Chinese Ban The Eating of Snakes, Cats and Dogs

Chinese ban the eating of dogs and cats?

One of the most positive news to hit the global front from china is the fact that they are beginning to refrain from eating certain foods most parts of the world Would not.

The Chinese race for some time now have been criticized for eating certain animal including; frogs, snakes, among others. What is more disgusting is the fact that they eat some of these animals uncooked uuugh..

Well information gathered by Glusea.com indicates that the Chinese city of of Shenzhen have ban the sale and consumption of Dog and Cat meat.

It comes after the coronavirus outbreak was linked to wildlife meat, prompting Chinese authorities to ban the trade and consumption of wild animals.

Shenzhen went a step further, extending the ban to dogs and cats. The new law will come into force on 1 May.

Thirty million dogs a year are killed across Asia for meat, says Humane Society International (HSI).

However, the practice of eating dog meat in China is not that common – the majority of Chinese people have never done so and say don’t want to.

“Dogs and cats as pets have established a much closer relationship with humans than all other animals, and banning the consumption of dogs and cats and other pets is a common practice in developed countries and in Hong Kong and Taiwan,” the Shenzhen city government said, according to a Reuters report.

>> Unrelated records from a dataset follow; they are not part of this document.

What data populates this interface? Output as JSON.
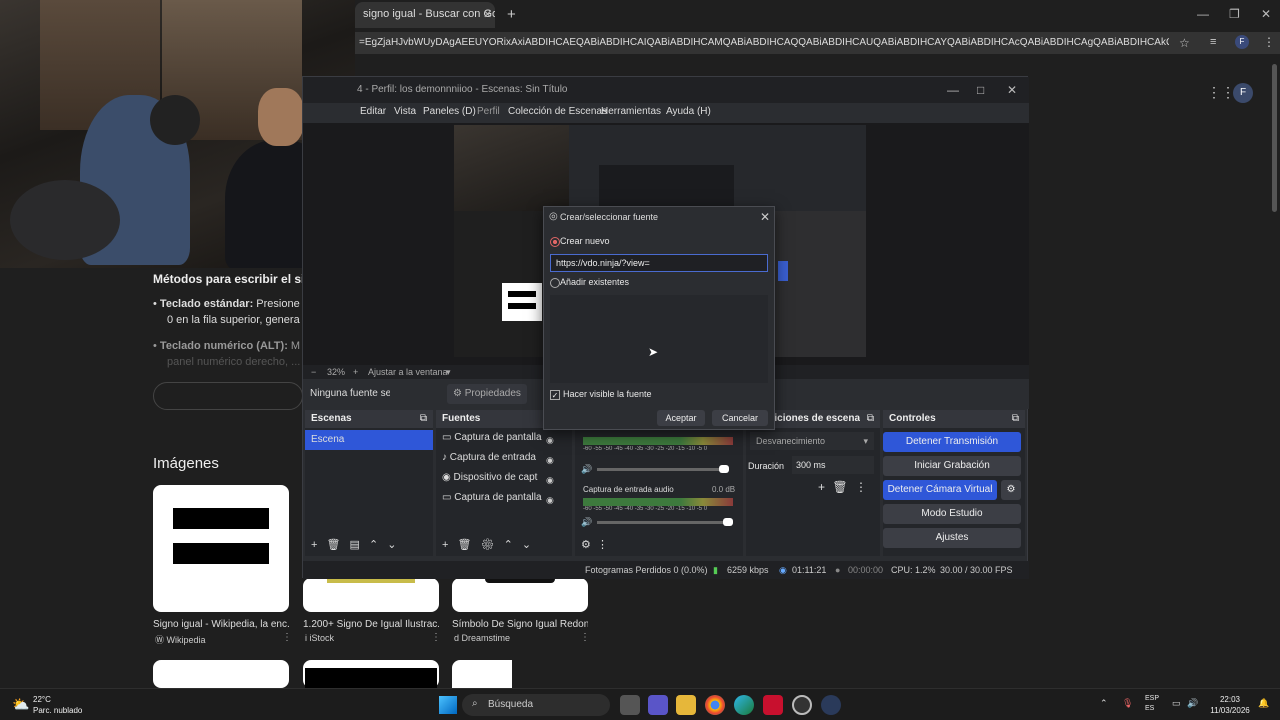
{
  "browser": {
    "tab_title": "signo igual - Buscar con Google",
    "tab_close": "✕",
    "new_tab": "+",
    "address": "=EgZjaHJvbWUyDAgAEEUYORixAxiABDIHCAEQABiABDIHCAIQABiABDIHCAMQABiABDIHCAQQABiABDIHCAUQABiABDIHCAYQABiABDIHCAcQABiABDIHCAgQABiABDIHCAkQABiABNIBCDIwMzIqM...",
    "profile_letter": "F"
  },
  "google_page": {
    "heading": "Métodos para escribir el signo",
    "item1_bold": "Teclado estándar:",
    "item1_text": " Presione",
    "item1_line2": "0  en la fila superior, genera",
    "item2_bold": "Teclado numérico (ALT):",
    "item2_text": " M",
    "item2_line2": "panel numérico derecho, ...",
    "images_heading": "Imágenes",
    "cards": [
      {
        "title": "Signo igual - Wikipedia, la enc...",
        "source": "Wikipedia"
      },
      {
        "title": "1.200+ Signo De Igual Ilustrac...",
        "source": "iStock"
      },
      {
        "title": "Símbolo De Signo Igual Redon...",
        "source": "Dreamstime"
      }
    ]
  },
  "obs": {
    "title": "4 - Perfil: los demonnniioo - Escenas: Sin Título",
    "menu": [
      "Editar",
      "Vista",
      "Paneles (D)",
      "Perfil",
      "Colección de Escenas",
      "Herramientas",
      "Ayuda (H)"
    ],
    "zoom": "32%",
    "fit": "Ajustar a la ventana",
    "no_source": "Ninguna fuente seleccionad",
    "properties": "Propiedades",
    "scenes_header": "Escenas",
    "scenes": [
      "Escena"
    ],
    "sources_header": "Fuentes",
    "sources": [
      "Captura de pantalla",
      "Captura de entrada",
      "Dispositivo de capt",
      "Captura de pantalla"
    ],
    "mixer_track2": "Captura de entrada audio",
    "mixer_db": "0.0 dB",
    "meter_scale": "-60 -55 -50 -45 -40 -35 -30 -25 -20 -15 -10 -5 0",
    "transitions_header": "Transiciones de escena",
    "transition_value": "Desvanecimiento",
    "duration_label": "Duración",
    "duration_value": "300 ms",
    "controls_header": "Controles",
    "controls": {
      "stop_stream": "Detener Transmisión",
      "start_record": "Iniciar Grabación",
      "stop_vcam": "Detener Cámara Virtual",
      "studio": "Modo Estudio",
      "settings": "Ajustes"
    },
    "status": {
      "dropped": "Fotogramas Perdidos 0 (0.0%)",
      "kbps": "6259 kbps",
      "live_time": "01:11:21",
      "rec_time": "00:00:00",
      "cpu": "CPU: 1.2%",
      "fps": "30.00 / 30.00 FPS"
    }
  },
  "dialog": {
    "title": "Crear/seleccionar fuente",
    "create_new": "Crear nuevo",
    "name_value": "https://vdo.ninja/?view=",
    "add_existing": "Añadir existentes",
    "visible_label": "Hacer visible la fuente",
    "ok": "Aceptar",
    "cancel": "Cancelar"
  },
  "taskbar": {
    "temp": "22°C",
    "weather": "Parc. nublado",
    "search": "Búsqueda",
    "lang1": "ESP",
    "lang2": "ES",
    "time": "22:03",
    "date": "11/03/2026"
  }
}
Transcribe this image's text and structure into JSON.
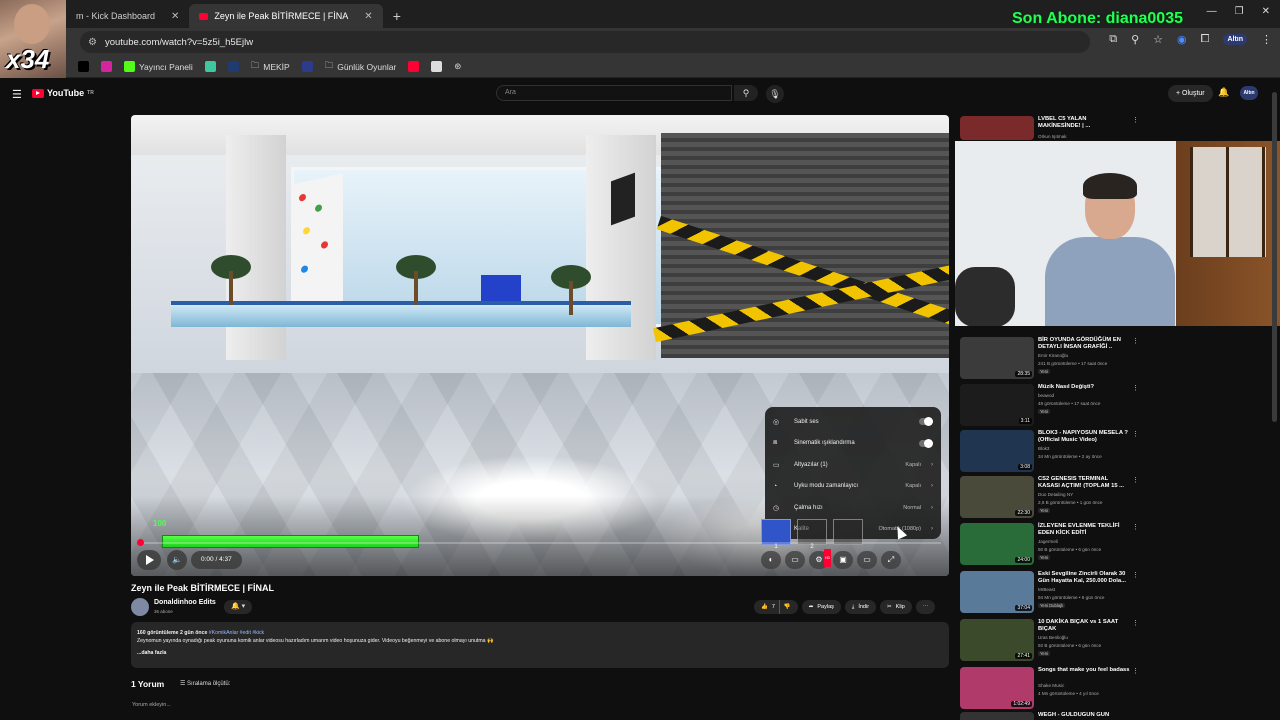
{
  "browser": {
    "tabs": [
      {
        "label": "m - Kick Dashboard",
        "active": false
      },
      {
        "label": "Zeyn ile Peak BİTİRMECE | FİNA",
        "active": true
      }
    ],
    "new_tab": "+",
    "url": "youtube.com/watch?v=5z5i_h5Ejlw",
    "profile_label": "Altın",
    "bookmarks": [
      {
        "label": "Yayıncı Paneli",
        "icon_color": "#53fc18"
      },
      {
        "label": "MEKİP",
        "icon_color": "#cccccc"
      },
      {
        "label": "Günlük Oyunlar",
        "icon_color": "#cccccc"
      }
    ]
  },
  "stream_overlay": {
    "subscriber_text": "Son Abone: diana0035",
    "multiplier": "x34"
  },
  "youtube": {
    "logo_text": "YouTube",
    "logo_region": "TR",
    "search_placeholder": "Ara",
    "create_label": "Oluştur",
    "avatar_label": "Altın"
  },
  "player": {
    "time": "0:00 / 4:37",
    "green_label": "100",
    "thumb_labels": [
      "1",
      "2"
    ],
    "settings": [
      {
        "icon": "stable-volume-icon",
        "label": "Sabit ses",
        "toggle": true
      },
      {
        "icon": "ambient-mode-icon",
        "label": "Sinematik ışıklandırma",
        "toggle": true
      },
      {
        "icon": "subtitles-icon",
        "label": "Altyazılar (1)",
        "value": "Kapalı"
      },
      {
        "icon": "sleep-timer-icon",
        "label": "Uyku modu zamanlayıcı",
        "value": "Kapalı"
      },
      {
        "icon": "speed-icon",
        "label": "Çalma hızı",
        "value": "Normal"
      },
      {
        "icon": "quality-icon",
        "label": "Kalite",
        "value": "Otomatik (1080p)"
      }
    ]
  },
  "video": {
    "title": "Zeyn ile Peak BİTİRMECE | FİNAL",
    "channel": "Donaldinhoo Edits",
    "subscribers": "36 abone",
    "likes": "7",
    "share_label": "Paylaş",
    "download_label": "İndir",
    "clip_label": "Klip",
    "desc_meta": "160 görüntüleme  2 gün önce",
    "desc_tags": "#KomikAnlar #edit #kick",
    "desc_text": "Zeynomun yayında oynadığı peak oyununa komik anlar videosu hazırladım umarım video hoşunuza gider. Videoyu beğenmeyi ve abone olmayı unutma 🙌",
    "desc_more": "...daha fazla",
    "comments_count": "1 Yorum",
    "sort_label": "Sıralama ölçütü:",
    "add_comment": "Yorum ekleyin..."
  },
  "sidebar": {
    "items": [
      {
        "title": "LVBEL C5 YALAN MAKİNESİNDE! | ...",
        "channel": "Orkun Işıtmak",
        "meta": "",
        "duration": "",
        "badge": "",
        "thumb": "#7a2a2a"
      },
      {
        "title": "BİR OYUNDA GÖRDÜĞÜM EN DETAYLI İNSAN GRAFİĞİ ..",
        "channel": "Emir Kiranoğlu",
        "meta": "241 B görüntüleme • 17 saat önce",
        "duration": "28:35",
        "badge": "Yeni",
        "thumb": "#3b3b3b"
      },
      {
        "title": "Müzik Nasıl Değişti?",
        "channel": "beawod",
        "meta": "48 görüntüleme • 17 saat önce",
        "duration": "3:11",
        "badge": "Yeni",
        "thumb": "#1c1c1c"
      },
      {
        "title": "BLOK3 - NAPIYOSUN MESELA ? (Official Music Video)",
        "channel": "Blok3",
        "meta": "34 Mn görüntüleme • 2 ay önce",
        "duration": "3:08",
        "badge": "",
        "thumb": "#20354f"
      },
      {
        "title": "CS2 GENESIS TERMINAL KASASI AÇTIM! (TOPLAM 15 ...",
        "channel": "Duo Detailing NY",
        "meta": "2,6 B görüntüleme • 1 gün önce",
        "duration": "22:30",
        "badge": "Yeni",
        "thumb": "#4a4a3a"
      },
      {
        "title": "İZLEYENE EVLENME TEKLİFİ EDEN KİCK EDİTİ",
        "channel": "Jagermeli",
        "meta": "50 B görüntüleme • 6 gün önce",
        "duration": "24:00",
        "badge": "Yeni",
        "thumb": "#2a6b3a"
      },
      {
        "title": "Eski Sevgiline Zincirli Olarak 30 Gün Hayatta Kal, 250.000 Dola...",
        "channel": "MrBeast",
        "meta": "94 Mn görüntüleme • 6 gün önce",
        "duration": "37:04",
        "badge": "Yeni  Dublajlı",
        "thumb": "#5a7a9a"
      },
      {
        "title": "10 DAKİKA BIÇAK vs 1 SAAT BIÇAK",
        "channel": "Uras Benlioğlu",
        "meta": "92 B görüntüleme • 6 gün önce",
        "duration": "27:41",
        "badge": "Yeni",
        "thumb": "#3a4a2a"
      },
      {
        "title": "Songs that make you feel badass",
        "channel": "Shake Music",
        "meta": "4 Mn görüntüleme • 4 yıl önce",
        "duration": "1:02:49",
        "badge": "",
        "thumb": "#b03a6a"
      },
      {
        "title": "WEGH - GÜLDÜĞÜN GÜN",
        "channel": "",
        "meta": "",
        "duration": "",
        "badge": "",
        "thumb": "#333333"
      }
    ]
  },
  "colors": {
    "accent_red": "#ff0033",
    "progress_green": "#2fe02f",
    "overlay_green": "#22ff55"
  }
}
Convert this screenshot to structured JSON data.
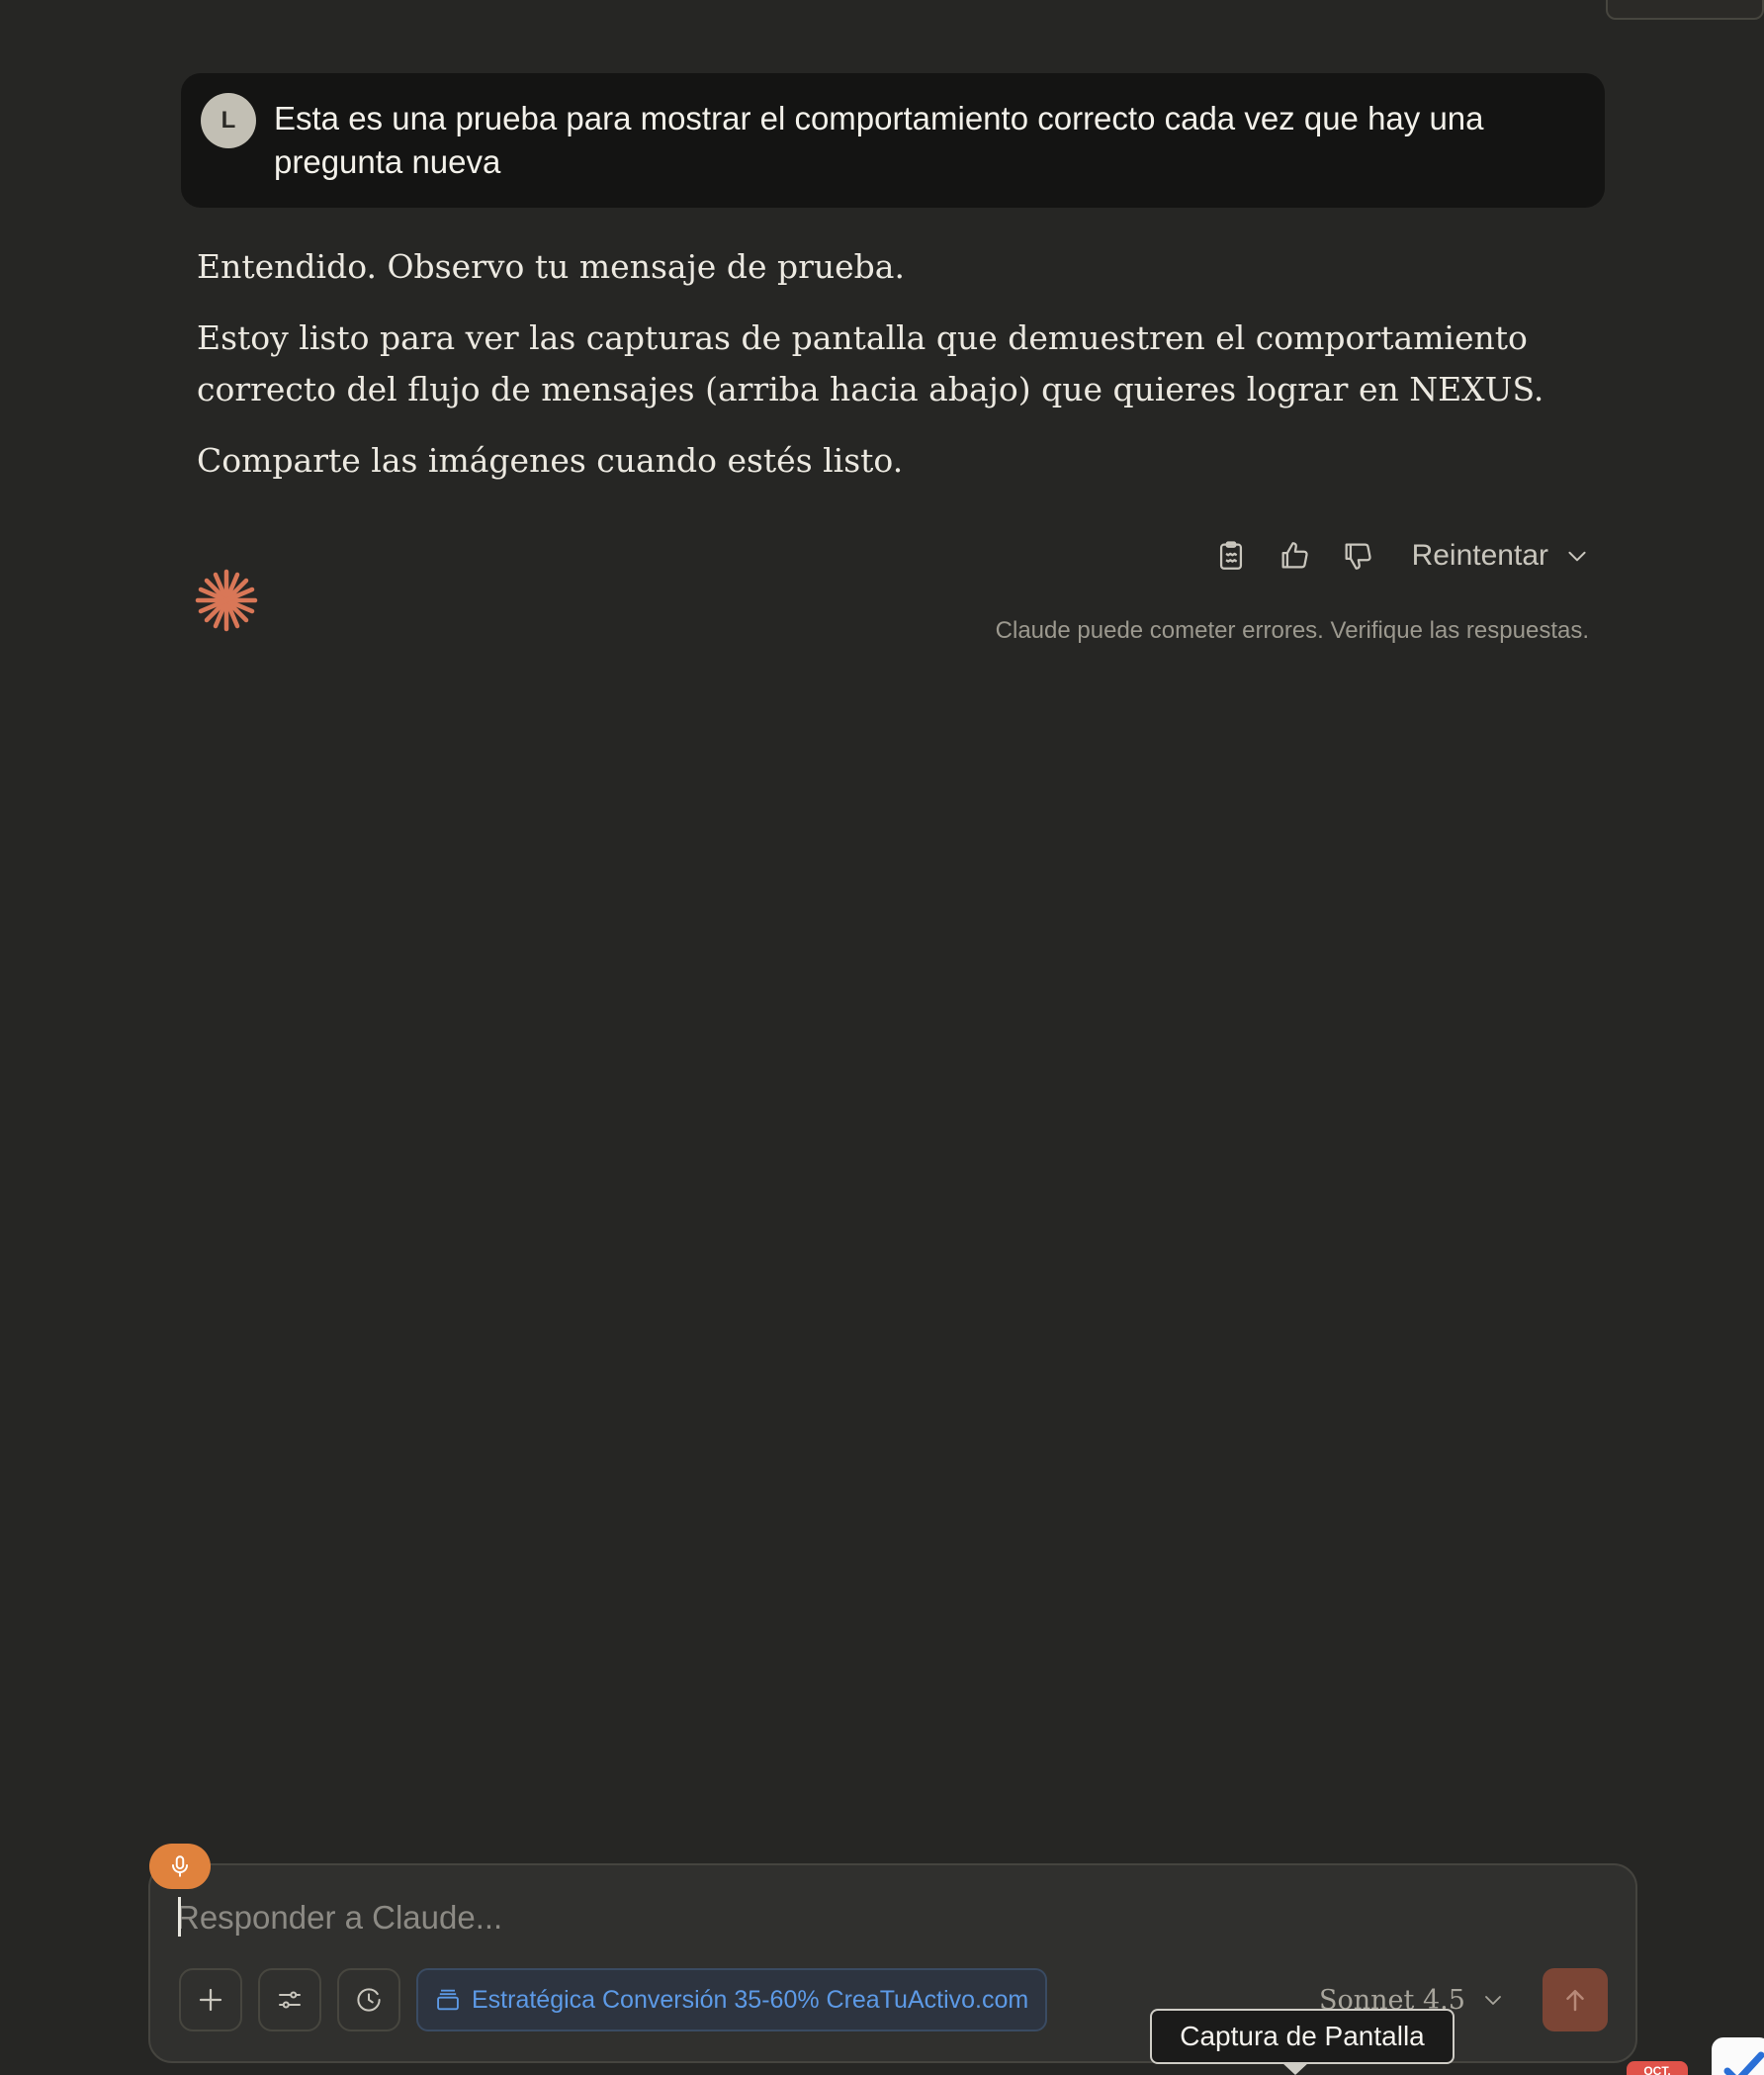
{
  "conversation": {
    "user_message": {
      "avatar_initial": "L",
      "text": "Esta es una prueba para mostrar el comportamiento correcto cada vez que hay una pregunta nueva"
    },
    "assistant_message": {
      "paragraphs": [
        "Entendido. Observo tu mensaje de prueba.",
        "Estoy listo para ver las capturas de pantalla que demuestren el comportamiento correcto del flujo de mensajes (arriba hacia abajo) que quieres lograr en NEXUS.",
        "Comparte las imágenes cuando estés listo."
      ]
    },
    "actions": {
      "copy_icon": "clipboard-icon",
      "like_icon": "thumbs-up-icon",
      "dislike_icon": "thumbs-down-icon",
      "retry_label": "Reintentar"
    },
    "disclaimer": "Claude puede cometer errores. Verifique las respuestas."
  },
  "composer": {
    "placeholder": "Responder a Claude...",
    "project_chip_label": "Estratégica Conversión 35-60% CreaTuActivo.com",
    "model_label": "Sonnet 4.5"
  },
  "tooltip": {
    "label": "Captura de Pantalla"
  },
  "dock": {
    "calendar_month": "OCT."
  },
  "colors": {
    "background": "#262624",
    "user_bubble": "#141413",
    "accent_orange": "#e0823d",
    "spark": "#d97757",
    "link_blue": "#5d9ae6",
    "send_button": "#7b4535"
  }
}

“This ban also responds to the demand and spirit of human civilization.”

“This really could be a watershed moment in efforts to end this brutal trade that kills an estimated 10 million dogs and 4 million cats in China every year,” said Dr Peter Li, China policy specialist for HSI.

In February, Chinese authorities banned the trade and consumption of wild animals.

The move came after it emerged that a market in Wuhan selling wild animals and wildlife meat could have been the starting point for the outbreak of the new coronavirus, providing the means for the virus to travel from animals to humans.

News of this led the Chinese government to crack down strongly on the trade and on the markets that sold such products.